Un regroupement de l'activité au second âge du Fer (500 - 30 avant notre ère)

L'une des problématiques liées à cette période a trait à la fondation de la cité troyenne et à la construction du territoire des Tricasses. Bien que César n'en ait pas fait mention dans son récit La guerre des Gaules, cette peuplade vivait dans le sud de l'Aube. Elle était dépendante ou cliente des Sénons, peuple dont le territoire correspondait à une partie de la Bourgogne. Lors du second âge du Fer, l'organisation de l'espace du Parc évolue nettement. Les populations gauloises développent un pôle principal regroupant toutes les activités, sous la forme d'une ferme enclose sur 6 000 m2, dans l'angle sud-ouest du Parc, autour de laquelle gravitent de multiples bâtiments (habitations, forge, etc.). La fouille de 2008 a confirmé la mise en place dès le IIe siècle av. J.-C. d'un premier réseau parcellaire complexe sur plusieurs dizaines hectares. 

Un grand domaine gallo-romain (30 avant notre ère - 476)

L'habitat des Gallo-Romains est identifié à un endroit précis du Parc. Ce domaine possédait certainement la plupart des terres agricoles environnantes et devait en tirer ses principaux revenus. La fouille de 2008 a mis en évidence de longs fossés rectilignes délimitant les champs antiques et leurs chemins d'accès. Deux d'entre eux convergent vers la nécropole du domaine. Le propriétaire s'est fait ériger un mausolée dont les puissantes fondations, larges de 7 mètres, devaient porter une tour haute d'une dizaine de mètres. Jusqu'au IIIe siècle, d'autres défunts ont souhaité se faire inhumer ou incinérer à proximité, en aménageant eux aussi des monuments. Les fossés qui les délimitaient ont livré trois sépultures de nourrissons dont le corps est simplement déposé dans une amphore retaillée en cercueil. 

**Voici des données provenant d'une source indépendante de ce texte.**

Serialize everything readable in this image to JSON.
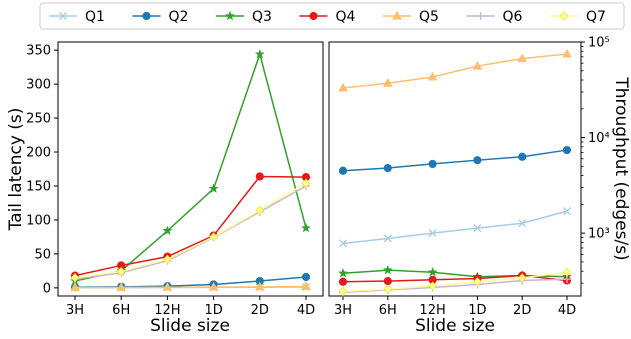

Un déplacement de l'habitat au Moyen Âge (Ve-XVe siècle)

Au cours du démembrement de l'Empire romain, une petite population continue à faire vivre l'exploitation créée durant l'Antiquité. Son habitat, non encore fouillé, est déplacé et prend une forme qui mélange traditions gallo-romaines et germaniques. Aux environs du VIIe siècle, les exploitants quittent la zone du Parc logistique pour s'installer en bordure, peut-être à l'emplacement de l'actuel hameau d'Herbigny, à Saint-Léger-près-Troyes. Seule une de leur nécropole, fouillée en 2006, contenant six adultes et deux jeunes, reste sur place. Une nécropole carolingienne (VIIe au Xe siècle) plus vaste est également connue sur l'autre versant de la vallée, à Buchères. Située à quelques dizaines de mètres à l'extérieur du Parc logistique, elle confirme qu'à partir de cette période, les habitants vont peu à peu donner naissance aux villages actuels, en n'utilisant les terres du Parc qu'à des fins agropastorales. 

L'apport de l'archéologie

L'emprise importante du Parc logistique de l'Aube permet, pour la première fois dans le département, d'accéder aux « archives du sol » sur une vaste surface, favorisant ainsi l'étude de l'occupation d'un territoire sur de très longues périodes chronologiques. Saisir l'évolution de l'organisation de l'espace au cours des sociétés qui se sont succédé revient à découvrir les multiples formes spatiales, économiques et sociales de l'habitat dispersé et les rythmes d'apparition et de recul de l'habitat groupé. Ces questions rejoignent celles sur les réseaux d'échange et de communication, économiques ou culturels, entre ces communautés rurales. L'archéologie et la géographie humaine ancienne contribuent ainsi à comprendre les origines complexes et l'évolution de la culture européenne.